Bob Dylan, Paul Simon, David Crosby, and many other older musicians aver that contemporary popular music today is inferior to the popular music of their day, but that’s just because those guys are old.
Every writer I know over fifty decries the deplorable state of writing and editing today, but that’s just because we’re old. And when older poets recoil at the poetry of younger poets whose verses are rife with clichés, void of subtlety, and might be lyrics to rap songs, they are recoiling because they are just old.
If you ask young people about the movies of today, they will name dozens of films they think are light years better than movies we thought were great when we were younger. Young people are certain I cannot see and hear and understand what they are seeing and hearing and understanding because my eyes and ears and mind are just old, and they might be right about that, though I don’t like to think so.
My mother plugged her ears and shouted, “Turn that off!” when she caught nine-year-old me listening to Ray Charles. Maybe Mom was just old. She liked The Mills Brothers and Artie Shaw, and so did I, but she didn’t like Sam and Dave and The Beatles and Buffalo Springfield because she was stuck in the musical aesthetics of Tommy Dorsey and Jack Little.
“Every age has its storytelling form, and video gaming is a huge part of our culture. You can ignore or embrace video games and imbue them with the best artistic quality. People are enthralled with video games in the same way as other people love the cinema or theatre.” Andy Serkis
I am sixty-five-years-old at last count. Depending on your view of things, I am middle-aged, old, or real old. Yes, contemporary cultural aesthetics are in constant flux, and yes, I am not enamored of most of the latest fluctuations. However, my estrangement from American culture did not begin when I qualified for Medicare and Social Security. No, my disaffection began when I was in the prime of my life, otherwise known as my twenties and thirties, and coincided with the lightning-fast conquest of America’s publishing industry by a few massive, politically conservative, morally bankrupt multi-national corporations.
To echo Allen Ginsberg, I saw the best minds in the publishing business fired by soulless corporate operatives and replaced by Yes people who only follow orders from the unimaginative number-crunchers above them, those orders being: publish books exactly like the books we already know sell lots of copies. Do not buy anything that might be too sophisticated for a poorly educated ten-year-old. Buy nothing remotely original. And only consider things sent to you by literary agents who agree to follow these same orders.

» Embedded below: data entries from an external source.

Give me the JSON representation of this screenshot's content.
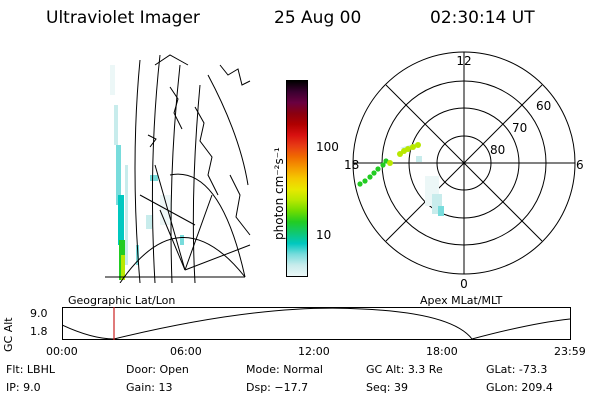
{
  "header": {
    "instrument": "Ultraviolet Imager",
    "date": "25 Aug 00",
    "time": "02:30:14 UT"
  },
  "colorbar": {
    "unit_label": "photon cm⁻²s⁻¹",
    "ticks": [
      "100",
      "10"
    ],
    "colors": [
      "#000000",
      "#3a0030",
      "#6a0040",
      "#8a0010",
      "#b00000",
      "#d81010",
      "#e83c14",
      "#f06a00",
      "#f59a00",
      "#f5c800",
      "#e8e800",
      "#b8e800",
      "#70dc00",
      "#22cc22",
      "#10c870",
      "#00c8c0",
      "#78dcdc",
      "#c8ecec",
      "#ecf7f7"
    ]
  },
  "left_panel": {
    "label": "Geographic Lat/Lon"
  },
  "right_panel": {
    "label": "Apex MLat/MLT",
    "lat_labels": [
      "60",
      "70",
      "80"
    ],
    "mlt_labels": {
      "top": "12",
      "left": "18",
      "right": "6",
      "bottom": "0"
    }
  },
  "altitude_strip": {
    "axis_title": "GC Alt",
    "y_ticks": [
      "9.0",
      "1.8"
    ],
    "x_ticks": [
      "00:00",
      "06:00",
      "12:00",
      "18:00",
      "23:59"
    ],
    "current_time_color": "#cc2020"
  },
  "status": {
    "row1": [
      {
        "key": "Flt:",
        "value": "LBHL"
      },
      {
        "key": "Door:",
        "value": "Open"
      },
      {
        "key": "Mode:",
        "value": "Normal"
      },
      {
        "key": "GC Alt:",
        "value": "3.3 Re"
      },
      {
        "key": "GLat:",
        "value": "-73.3"
      }
    ],
    "row2": [
      {
        "key": "IP:",
        "value": "9.0"
      },
      {
        "key": "Gain:",
        "value": "13"
      },
      {
        "key": "Dsp:",
        "value": "−17.7"
      },
      {
        "key": "Seq:",
        "value": "39"
      },
      {
        "key": "GLon:",
        "value": "209.4"
      }
    ]
  }
}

That merciless corporate blitzkrieg of America’s publishers began circa 1972 and the conquest was complete by 1980. Call me a conspiracy nut, but I think this takeover was part of a conscious effort by the ruling elite to snuff out the fires started in the counter-culture renaissance known as The Sixties, with the election of Ronald Reagan a direct result of their coup d’état.
Publishing was not the only branch of our cultural tree thoroughly infected by the corporate fungus during that same decade. Record companies, movie studios, magazines, newspapers, radio stations, and television networks were also conquered and gutted by the same multinational consortium, and we have lived in a culture shaped and controlled by this mind-numbing corporatocracy ever since.

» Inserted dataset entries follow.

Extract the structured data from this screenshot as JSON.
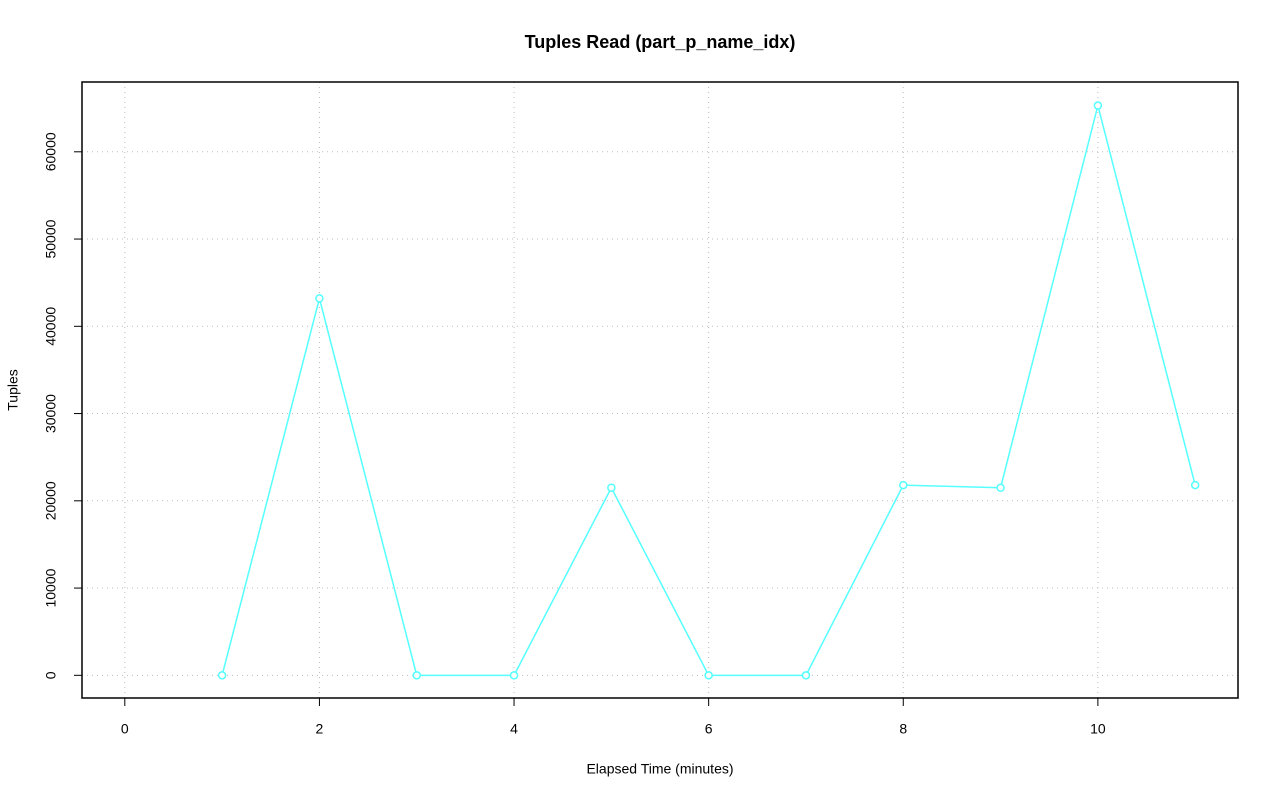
{
  "chart_data": {
    "type": "line",
    "title": "Tuples Read (part_p_name_idx)",
    "x_label": "Elapsed Time (minutes)",
    "y_label": "Tuples",
    "x": [
      1,
      2,
      3,
      4,
      5,
      6,
      7,
      8,
      9,
      10,
      11
    ],
    "series": [
      {
        "name": "Tuples",
        "color": "#55ffff",
        "values": [
          0,
          43200,
          0,
          0,
          21500,
          0,
          0,
          21800,
          21500,
          65300,
          21800
        ]
      }
    ],
    "xlim": [
      -0.44,
      11.44
    ],
    "xticks": [
      0,
      2,
      4,
      6,
      8,
      10
    ],
    "ylim": [
      -2600,
      68000
    ],
    "yticks": [
      0,
      10000,
      20000,
      30000,
      40000,
      50000,
      60000
    ],
    "grid": true
  }
}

I don’t hold this view of history because I am just old, but because I experienced this cultural takeover firsthand when I was a young and successful writer and screenwriter. When I refused to acquiesce to the new cultural guidelines imposed by the recently installed corporate managers, my career was effectively ended.
“The only way to make sense out of change is to plunge into it, move with it, and join the dance.” Alan Watts
Before I was just old, I founded the Creative Writing Department for the California State Summer School for the Arts. Every summer for five years, my faculty and I would greet the fifty young writers we had selected from many hundreds of applicants, and we would invariably discover that all these bright young people were starving for something to read other than Anne Rice or Stephen King or To Kill A (expletive deleted) Mockingbird. I use the word starving because the nincompoops running our schools in collusion with the corporate overlords intentionally deprived those young people of varied, original, challenging and nourishing literature.

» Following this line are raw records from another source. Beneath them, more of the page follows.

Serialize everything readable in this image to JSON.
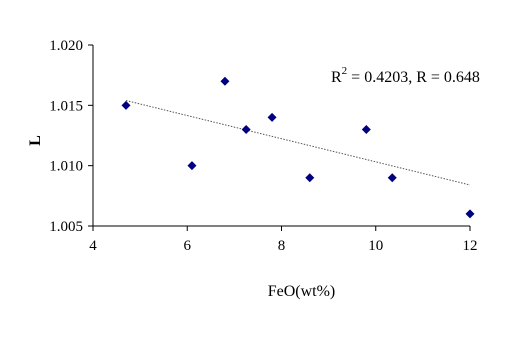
{
  "chart_data": {
    "type": "scatter",
    "title": "",
    "xlabel": "FeO(wt%)",
    "ylabel": "L",
    "xlim": [
      4,
      12
    ],
    "ylim": [
      1.005,
      1.02
    ],
    "xticks": [
      "4",
      "6",
      "8",
      "10",
      "12"
    ],
    "yticks": [
      "1.005",
      "1.010",
      "1.015",
      "1.020"
    ],
    "grid": false,
    "legend": "none",
    "marker": "diamond",
    "marker_color": "#000080",
    "trendline_color": "#555555",
    "series": [
      {
        "points": [
          {
            "x": 4.7,
            "y": 1.015
          },
          {
            "x": 6.1,
            "y": 1.01
          },
          {
            "x": 6.8,
            "y": 1.017
          },
          {
            "x": 7.25,
            "y": 1.013
          },
          {
            "x": 7.8,
            "y": 1.014
          },
          {
            "x": 8.6,
            "y": 1.009
          },
          {
            "x": 9.8,
            "y": 1.013
          },
          {
            "x": 10.35,
            "y": 1.009
          },
          {
            "x": 12.0,
            "y": 1.006
          }
        ]
      }
    ],
    "trendline": {
      "type": "linear",
      "from": {
        "x": 4.7,
        "y": 1.0154
      },
      "to": {
        "x": 12.0,
        "y": 1.0084
      }
    },
    "annotation": {
      "r_label": "R",
      "r2_exponent": "2",
      "r2_rest": " = 0.4203, R = 0.648"
    }
  }
}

One of our first acts of compassion for these bright young people was to give them long reading lists of our favorite novels, short story collections, plays, and non-fiction works, as well as the names of hundreds of excellent writers and poets, most of those authors dead or just old. And for this simple gift of sharing the names of books and writers we admired, we were looked upon by our young peers as angels descended from heaven to end the vapidity of their cultural experiences.
Now that I am just old, I sometimes delude myself, just for fun, by imagining another totally neato renaissance happening in my lifetime. Or maybe, as a friend who is also just old opined, “The renaissance is always here, but like a whale, she dives deep for food and we can’t see her most of the time unless we happen to be watching when she comes up for air.”